Cette année, j'ai pris une décision difficile: j'ai arrêté de courir, pour un an. Pour mieux courir l'année prochaine, et peut-être attraper mon ticket pour voir tous les jours le soleil. Et je te jure, ce n'est pas facile, quand tu as envie d'en découdre, de s'arrêter de courir, et de voir les autres avancer à grands pas, à coups de certifs, de concours, et d'heures de vol. Parce que toi, tu vois la fin approcher, tu sens ce fichu papier cartonné arriver, et tu entends les essieux crisser derrière toi. Alors tu bosses, du mieux que tu peux.
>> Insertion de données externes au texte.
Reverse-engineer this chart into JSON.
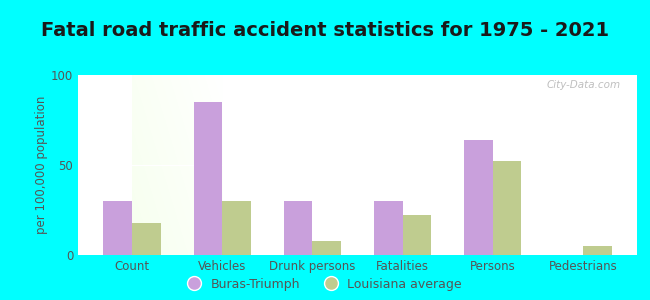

Et l'année prochaine, je sais que le train ne sera pas loin dans mon dos, je sais que j'entendrai son sifflet comme jamais je ne l'ai entendu. Mais avec un peu de chance, je courrai plus vite que les autres, plus vite que le train.

Et alors, c'est moi qui raconterai des histoires.

C'est un drôle de jeu. Mais les gagnants, eux, échapperont peut-être à la futilité des absurdes petit dimanches. Alors, je joue. Du mieux que je peux.

Moi, je crois que tous ces gens sont là pour la même raison: d'une manière ou d'une autre, on essaye tous d'échapper aux trains de banlieues qui nous poursuivent, d'échapper au destin des condamnés à perpétuité au même bureau, mêmes collègues de travail, et mêmes murs de briques sous leurs fenêtres. Chacun à sa manière. Et que l'on soit archéologue, voyageur, joueur de billard, ou pilote, je crois qu'au fond, la manière diffère, mais la finalité est bien proche.

Le rêve est hors de prix de nos jours.